In 1961, the Xingu territory, inhabited by 15 Indigenous Peoples, in Mato Grosso, Brazil was the first Indigenous territory protected in the country; however the territory boundaries did not include the Sacred Cave of Kamukuwaká. The walls of the cave tell the origin stories of the people in the Xingu, their ancestor Kamukuwaká, and his battles with the jealous sun, Kamo.

In September 2018, Wauja people from the Xingu discovered that the ancient petroglyphs covering the ancient Cave of Kamukuwaká’s surface had been systematically destroyed, leaving the Wauja people without the fundamental piece of their cultural heritage. Through an incredible feat of skill, engineering and innovation, the world-class Factum Foundation in Madrid, Spain stepped in and meticulously produced a full-size replica of the cave in collaboration with the Wauja people and People’s Palace Projects.

During this process, the team was already thinking about how to take the replica on its 5,000-mile journey home to Brazil from Madrid. That’s where Iron Mountain and our Crozier team got involved.

Sustainable, secure shipping

The People’s Palace Projects (PPP), an art and research center and a nonprofit organization with a mission to investigate the power of creativity and collaborate with marginalized communities, got in touch with Iron Mountain’s Living Legacy Initiative. With a clear focus on preserving and making cultural heritage information and artifacts accessible, the Living Legacy Initiative team was well-positioned to fund the planning, consultation with Indigenous partners, and the building of a cultural and monitoring center that will also house the cave replica when it arrives in Brazil.

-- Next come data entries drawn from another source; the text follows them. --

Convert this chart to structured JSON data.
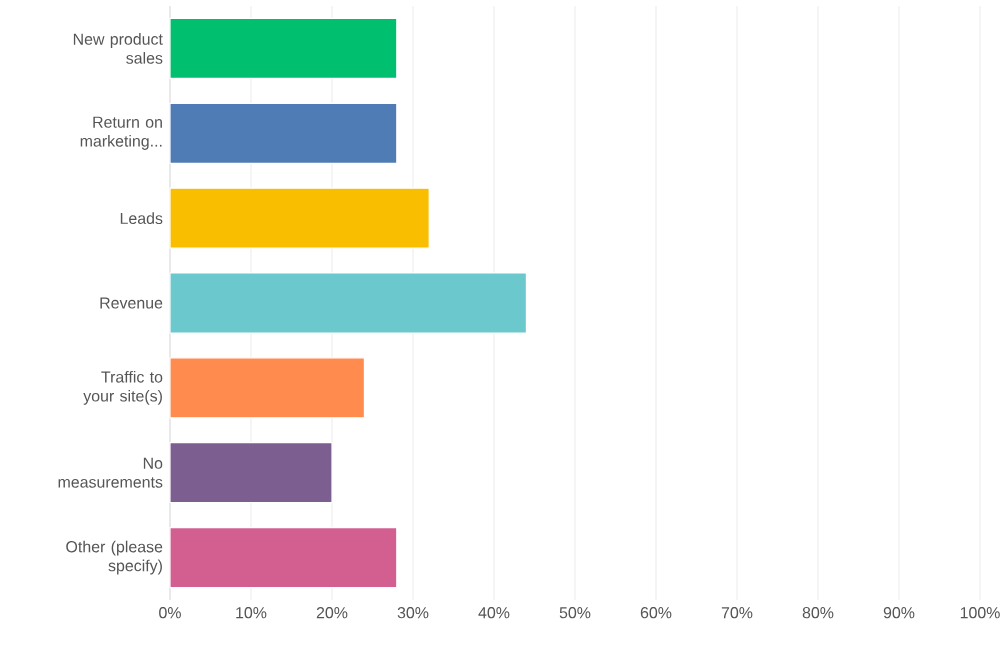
{
  "chart_data": {
    "type": "bar",
    "orientation": "horizontal",
    "categories": [
      "New product sales",
      "Return on marketing...",
      "Leads",
      "Revenue",
      "Traffic to your site(s)",
      "No measurements",
      "Other (please specify)"
    ],
    "values": [
      28,
      28,
      32,
      44,
      24,
      20,
      28
    ],
    "colors": [
      "#00bf6f",
      "#507cb6",
      "#f9be00",
      "#6bc8cd",
      "#ff8b4f",
      "#7d5e90",
      "#d25f90"
    ],
    "xlim": [
      0,
      100
    ],
    "xticks": [
      {
        "value": 0,
        "label": "0%"
      },
      {
        "value": 10,
        "label": "10%"
      },
      {
        "value": 20,
        "label": "20%"
      },
      {
        "value": 30,
        "label": "30%"
      },
      {
        "value": 40,
        "label": "40%"
      },
      {
        "value": 50,
        "label": "50%"
      },
      {
        "value": 60,
        "label": "60%"
      },
      {
        "value": 70,
        "label": "70%"
      },
      {
        "value": 80,
        "label": "80%"
      },
      {
        "value": 90,
        "label": "90%"
      },
      {
        "value": 100,
        "label": "100%"
      }
    ],
    "grid": "x"
  }
}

With art logistics and solutions experts Crozier Fine Arts, an Iron Mountain business, the replica was packed, crated, and shipped using its sustainable sea-freight shipping service from Madrid to the Xingu Territory, and is expected to arrive in May 2024. According to the Gallery Climate Coalition, “transporting an artwork by air has, on average, sixty times more climate impact than moving it the same distance by sea.” By using Crozier’s sea-freight shipping service, we’re supporting our ongoing sustainability commitments - as well as those of our partners.

Preserved forever more

The cave replica will be installed in the newly built 150 square meter Cultural and Monitoring Center in the Ulupuwene Village in the Xingu Territory. It will enable younger generations to learn about their history, which was almost lost, and allow others to pay tribute to their ancestors.

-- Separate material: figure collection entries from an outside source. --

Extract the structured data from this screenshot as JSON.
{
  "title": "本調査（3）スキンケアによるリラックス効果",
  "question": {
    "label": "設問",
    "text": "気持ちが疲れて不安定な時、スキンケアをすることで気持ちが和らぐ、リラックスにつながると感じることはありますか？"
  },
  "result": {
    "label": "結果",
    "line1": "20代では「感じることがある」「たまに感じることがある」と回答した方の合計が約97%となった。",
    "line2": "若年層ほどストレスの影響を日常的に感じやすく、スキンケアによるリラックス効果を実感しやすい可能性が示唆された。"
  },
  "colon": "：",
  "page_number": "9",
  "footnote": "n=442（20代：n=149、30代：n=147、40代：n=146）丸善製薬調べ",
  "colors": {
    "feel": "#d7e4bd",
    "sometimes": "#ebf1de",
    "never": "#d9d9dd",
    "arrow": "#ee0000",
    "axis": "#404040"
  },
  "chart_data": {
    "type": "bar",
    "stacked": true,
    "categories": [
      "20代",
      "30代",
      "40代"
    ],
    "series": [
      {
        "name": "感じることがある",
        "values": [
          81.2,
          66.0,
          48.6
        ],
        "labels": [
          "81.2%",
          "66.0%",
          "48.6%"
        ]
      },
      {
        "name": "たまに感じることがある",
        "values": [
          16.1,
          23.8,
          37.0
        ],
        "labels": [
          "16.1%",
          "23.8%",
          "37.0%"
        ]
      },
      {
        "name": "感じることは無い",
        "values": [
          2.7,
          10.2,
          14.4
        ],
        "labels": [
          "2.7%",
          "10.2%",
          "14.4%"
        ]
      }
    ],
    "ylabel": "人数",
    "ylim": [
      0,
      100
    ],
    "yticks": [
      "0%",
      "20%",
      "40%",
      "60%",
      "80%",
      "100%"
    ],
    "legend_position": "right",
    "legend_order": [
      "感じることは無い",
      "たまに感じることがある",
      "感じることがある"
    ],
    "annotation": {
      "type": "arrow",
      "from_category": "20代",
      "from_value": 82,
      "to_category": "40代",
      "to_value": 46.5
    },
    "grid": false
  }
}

The center is being built according to sustainable architecture principles, using bio-construction techniques and local Indigenous labor. The building is equipped with solar panels, internet service, an office and storage spaces that will enable the Wauja people to monitor the territory and the Batovi river using drones, cameras and GPS. Once complete, the Cultural and Monitoring Center will welcome visitors from all over the world.